The proposals include an estimated $85 million student-housing project near the athletics complex, designed for first- and second-year students. The school says this will help student-athlete efficiency. The project would add between 500 and 600 beds and would be covered by the athletic department and dormitory revenue bonds, UI says.

“For years we have been ‘sold out’ or at capacity and unable to serve many returning students who would choose to live in the residence system,” UI spokeswoman Jeneane Beck said. “We also have fewer beds on our campus than many of our peers. This will help us address that concern as we experience a growth in students.”

In addition to the residence hall, between $35 million and $45 million is proposed to renovate the home of Iowa football, specifically the north end zone at Kinnick Stadium. UI hasn’t upgraded that area since the 1983 season. In documents, UI says the north end zone proposal would include premium seating options such as suites, modernization of restrooms and updating food and vending options.

Iowa’s last major renovation at Kinnick Stadium came in 2005-06, with upgrades to the south end zone and the press box.

“When it comes to facilities, we’re continually working with our coaching staff to identify what we need to succeed and set priorities,” Barta said. “We are also committed to enhancing the experience for our fans. This next master plan addresses these priorities.”

The exact location of the new residence hall is still to be determined, but it is expected to be located near Kinnick Stadium and the West Campus Transportation Center.

That location is designed to make the new facility attractive to athletes and non-athletes alike, Beck said.
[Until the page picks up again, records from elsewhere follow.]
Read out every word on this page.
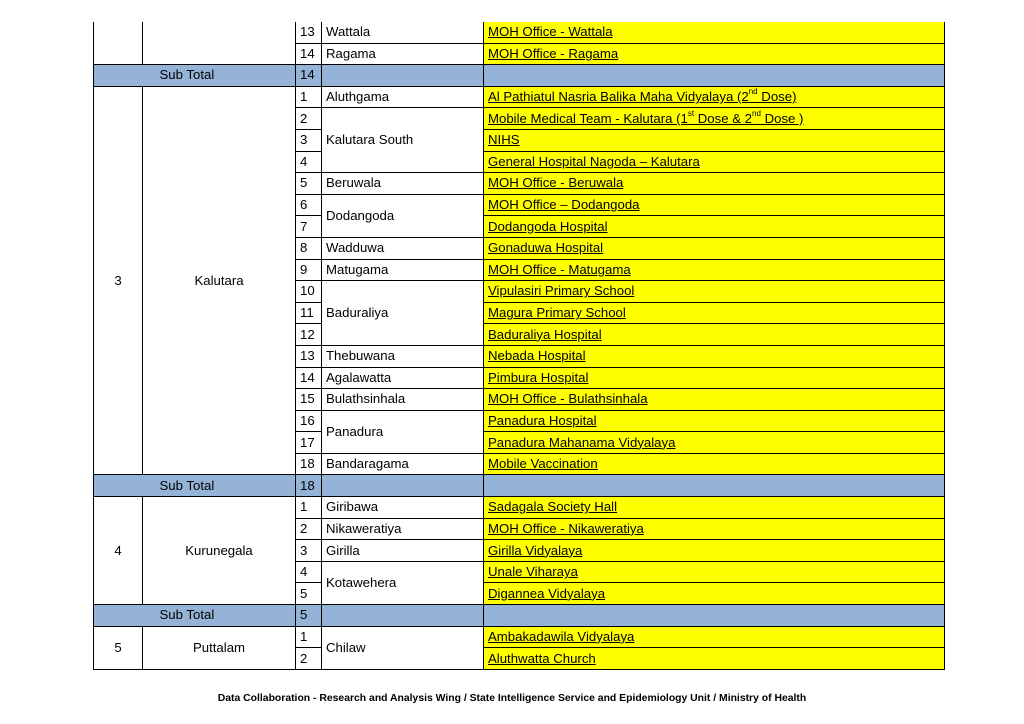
		13	Wattala	MOH Office - Wattala
		14	Ragama	MOH Office - Ragama
	Sub Total	14		
3	Kalutara	1	Aluthgama	Al Pathiatul Nasria Balika Maha Vidyalaya (2nd Dose)
		2	Kalutara South	Mobile Medical Team - Kalutara (1st Dose & 2nd Dose )
		3		NIHS
		4		General Hospital Nagoda – Kalutara
		5	Beruwala	MOH Office - Beruwala
		6	Dodangoda	MOH Office – Dodangoda
		7		Dodangoda Hospital
		8	Wadduwa	Gonaduwa Hospital
		9	Matugama	MOH Office - Matugama
		10	Baduraliya	Vipulasiri Primary School
		11		Magura Primary School
		12		Baduraliya Hospital
		13	Thebuwana	Nebada Hospital
		14	Agalawatta	Pimbura Hospital
		15	Bulathsinhala	MOH Office - Bulathsinhala
		16	Panadura	Panadura Hospital
		17		Panadura Mahanama Vidyalaya
		18	Bandaragama	Mobile Vaccination
	Sub Total	18		
4	Kurunegala	1	Giribawa	Sadagala Society Hall
		2	Nikaweratiya	MOH Office - Nikaweratiya
		3	Girilla	Girilla Vidyalaya
		4	Kotawehera	Unale Viharaya
		5		Digannea Vidyalaya
	Sub Total	5		
5	Puttalam	1	Chilaw	Ambakadawila Vidyalaya
		2		Aluthwatta Church
Data Collaboration - Research and Analysis Wing / State Intelligence Service and Epidemiology Unit / Ministry of Health
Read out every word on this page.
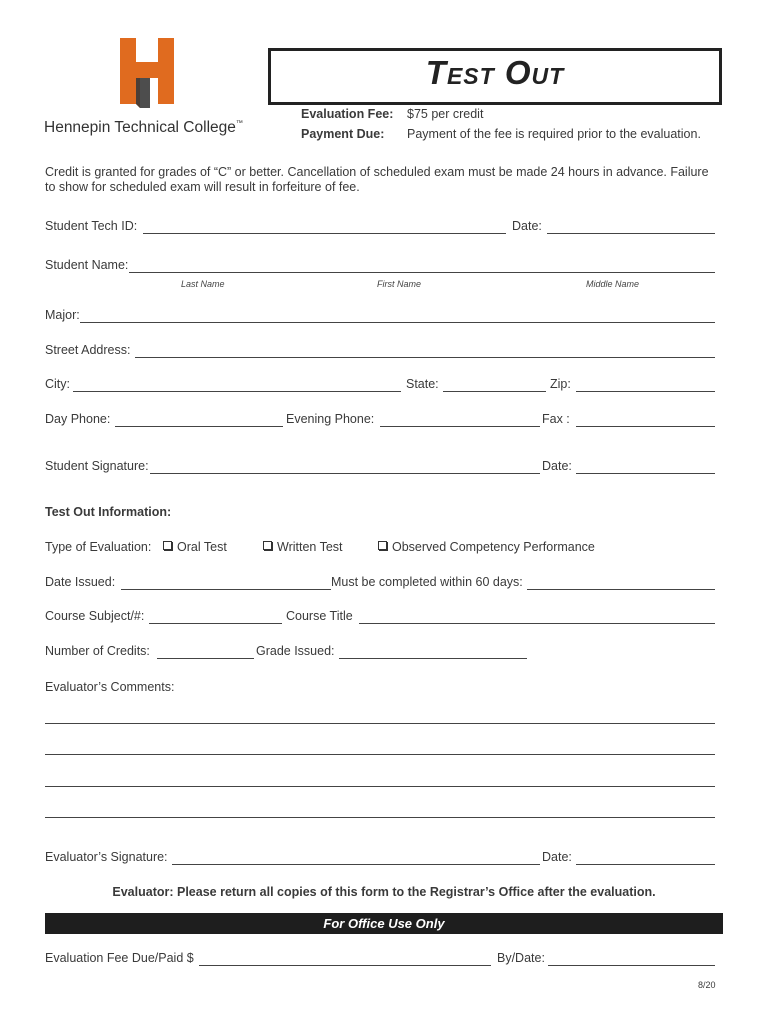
Hennepin Technical College™
Test Out
Evaluation Fee: $75 per credit
Payment Due: Payment of the fee is required prior to the evaluation.
Credit is granted for grades of “C” or better. Cancellation of scheduled exam must be made 24 hours in advance. Failure
to show for scheduled exam will result in forfeiture of fee.
Student Tech ID:	Date:
Student Name:
Last Name	First Name	Middle Name
Major:
Street Address:
City:	State:	Zip:
Day Phone:	Evening Phone:	Fax :
Student Signature:	Date:
Test Out Information:
Type of Evaluation:	Oral Test	Written Test	Observed Competency Performance
Date Issued:	Must be completed within 60 days:
Course Subject/#:	Course Title
Number of Credits:	Grade Issued:
Evaluator’s Comments:
Evaluator’s Signature:	Date:
Evaluator: Please return all copies of this form to the Registrar’s Office after the evaluation.
For Office Use Only
Evaluation Fee Due/Paid $	By/Date:
8/20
That’s an important feature given that NCAA rules require any residence hall to be a minimum of 51 percent non-athlete — not only for the entire building, but for each of the individual floors.

“The proximity to the athletics complex allows for efficiency for student athletes; the proximity to the medical campus is also beneficial for students who work at UIHC or study in the many laboratories on the west side of campus,” Beck said.

The facility will include a dining venue and other standard resident amenities, but several additional features provided primarily for student athletes — such as an athletic training table, equipment and learning resources — will make the new facility more expensive than UI’s other new residence halls, according to the agenda items released Tuesday for next week’s board meeting.

UI’s Petersen Hall, for example, which opened earlier this month, will house about 500 students beginning in the fall semester and cost $53 million.

UI is constructing a $95 million residence hall on Madison Street, near the Iowa Memorial Union. That facility, which is scheduled to open before fall 2017, is estimated to cost more than the proposed westside residence hall, but it will house more than 1,000 students.

— The Register’s Chad Leistikow contributed to this story.